Do I Need to Calibrate My Sensor Before Using?

This is a question I hear a lot, and I'll try to answer it generally, without focusing on any specific sensor brand.

Sensor manufacturers often offer calibration services, sometimes at a significant cost. Their sensors might even come pre-calibrated. You'll often hear (and read, even from people like me) that sensor calibration is essential! The idea is that calibration, or recalibration, improves accuracy.

So, let's explore what sensor calibration is and when you can (and can't) skip it.

First, some definitions to ensure we're all on the same page, especially in the context of agricultural sensing:

1. Sensor: In agriculture, this is often a device that measures a key environmental parameter like soil moisture (e.g., a capacitance sensor) or canopy temperature (e.g., an infrared thermal sensor) and converts it into an electrical output (analog voltage or current).

   
   

1. Analog-to-Digital Conversion: Most modern data loggers and controllers used in agriculture convert the sensor's analog output into digital raw values. Some sensors have built-in A-to-D converters, directly providing a digital raw output. These digital numbers are unitless. While they fluctuate with changes in the measured parameter, their values might not be immediately meaningful. For example, a soil moisture sensor might output a raw value of 16,000 for a certain soil water content, or a thermal sensor might give a raw reading of 2500.

1. Calibration: Sensor calibration is the process of establishing a reliable relationship between the sensor's raw output (digital values) and the actual, physically meaningful measurements of the target parameter (e.g., volumetric soil water content in %, or canopy temperature in °C). This usually involves developing a mathematical equation (or model) that describes this relationship. We use this equation to automatically convert the sensor's raw readings into values with units. This relationship can be as simple as a linear equation or as complex as a machine learning model. For example, you might calibrate a soil moisture sensor by comparing its raw output to gravimetric measurements of soil moisture content.

   
   

2. Accuracy: Sensor accuracy reflects how closely a sensor's measurement aligns with the true value. It describes the error or deviation between the sensor's reading and the real value. For example, a highly accurate soil moisture sensor will provide a reading very close to the actual soil water content.

   
   

3. Precision: Sensor precision, also known as repeatability, measures how consistently a sensor produces the same reading for the same input. A precise sensor will give nearly identical readings every time it measures the same value, though those readings might not be perfectly accurate. Imagine a thermal sensor that gives very consistent readings of canopy temperature, but those readings are consistently a few degrees higher than the actual temperature.

   
   

4. Resolution: Sensor resolution is the smallest change in a measured quantity that a sensor can detect and distinguish. It defines the level of detail the sensor can measure. A soil moisture sensor with a high resolution can detect even small changes in soil water content, which can be important for fine-tuning irrigation schedules. A thermal sensor with high resolution can detect subtle temperature differences across a canopy, potentially revealing stress areas.

   
   

Now, the million-dollar question: Do you need to calibrate your sensor?

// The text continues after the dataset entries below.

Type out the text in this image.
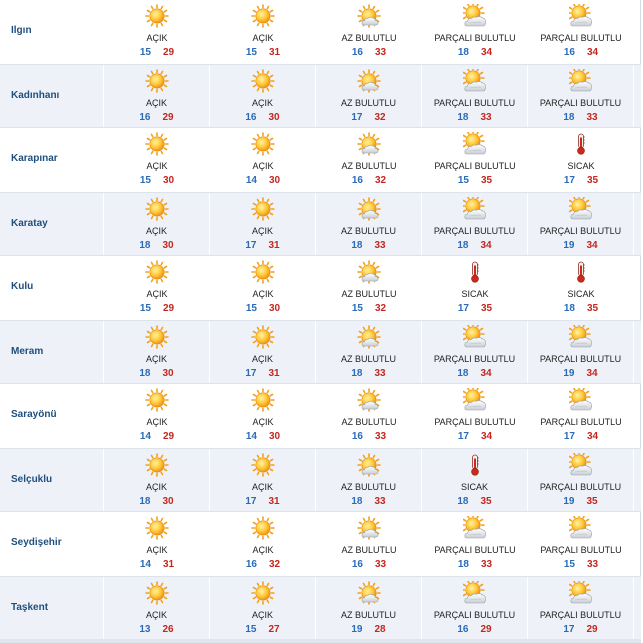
Ilgın
AÇIK
15 29
AÇIK
15 31
AZ BULUTLU
16 33
PARÇALI BULUTLU
18 34
PARÇALI BULUTLU
16 34
Kadınhanı
AÇIK
16 29
AÇIK
16 30
AZ BULUTLU
17 32
PARÇALI BULUTLU
18 33
PARÇALI BULUTLU
18 33
Karapınar
AÇIK
15 30
AÇIK
14 30
AZ BULUTLU
16 32
PARÇALI BULUTLU
15 35
SICAK
17 35
Karatay
AÇIK
18 30
AÇIK
17 31
AZ BULUTLU
18 33
PARÇALI BULUTLU
18 34
PARÇALI BULUTLU
19 34
Kulu
AÇIK
15 29
AÇIK
15 30
AZ BULUTLU
15 32
SICAK
17 35
SICAK
18 35
Meram
AÇIK
18 30
AÇIK
17 31
AZ BULUTLU
18 33
PARÇALI BULUTLU
18 34
PARÇALI BULUTLU
19 34
Sarayönü
AÇIK
14 29
AÇIK
14 30
AZ BULUTLU
16 33
PARÇALI BULUTLU
17 34
PARÇALI BULUTLU
17 34
Selçuklu
AÇIK
18 30
AÇIK
17 31
AZ BULUTLU
18 33
SICAK
18 35
PARÇALI BULUTLU
19 35
Seydişehir
AÇIK
14 31
AÇIK
16 32
AZ BULUTLU
16 33
PARÇALI BULUTLU
18 33
PARÇALI BULUTLU
15 33
Taşkent
AÇIK
13 26
AÇIK
15 27
AZ BULUTLU
19 28
PARÇALI BULUTLU
16 29
PARÇALI BULUTLU
17 29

Imagine you've bought a $10 capacitive soil moisture sensor online. You're excited to try it. You connect it to your Arduino and power it up. Seeing the raw readings in the serial window, you think, "Everything's working!" and are ready to install it. But hold on! It's highly recommended to make a few more measurements. What's the sensor's resolution? Its accuracy? Is it precise? How temperature-dependent are the readings? Will the readings drift over time? Will it hold up in the soil?

With a low-quality sensor, the answers to these questions will likely be discouraging. You won't have reliable readings to begin with. If your sensor isn't reliable—meaning it doesn't score well in the criteria we've discussed (precision, accuracy, resolution, temperature independence, and robustness)—calibration might not be as beneficial. You can't easily turn unreliable sensor output into reliable readings. Calibration isn't magic.

Similarly, machine learning can't magically transform bad sensor data into reliable insights. As they say: garbage in, garbage out!

However, with a high-quality sensor—a sensor that's inherently reliable (meaning it does score well in those criteria)—even without calibration or with only a basic calibration, you might be able to use it effectively.

Personally, I've used soil moisture sensors in projects for years without calibrating. I do calibrate them for research, but rarely for general crop monitoring. I can even interpret the raw outputs, but I rely on experience and focus on trends rather than absolute values. I use a specific methodology that involves establishing a baseline, monitoring relative changes, and correlating sensor readings with observed plant responses, as explained in this post.

You can even use uncalibrated thermal sensors or cameras for crop monitoring—if and only if they are reliable. Because canopy temperature-based approaches for crop monitoring often focus on changes in temperature, not absolute values, you might get away without calibration. However, this requires a robust methodology and isn't as simple as using an uncalibrated soil moisture sensor. The influence of environmental factors (air temperature, humidity, solar radiation) on thermal readings necessitates careful interpretation. We can discuss this in more detail another time.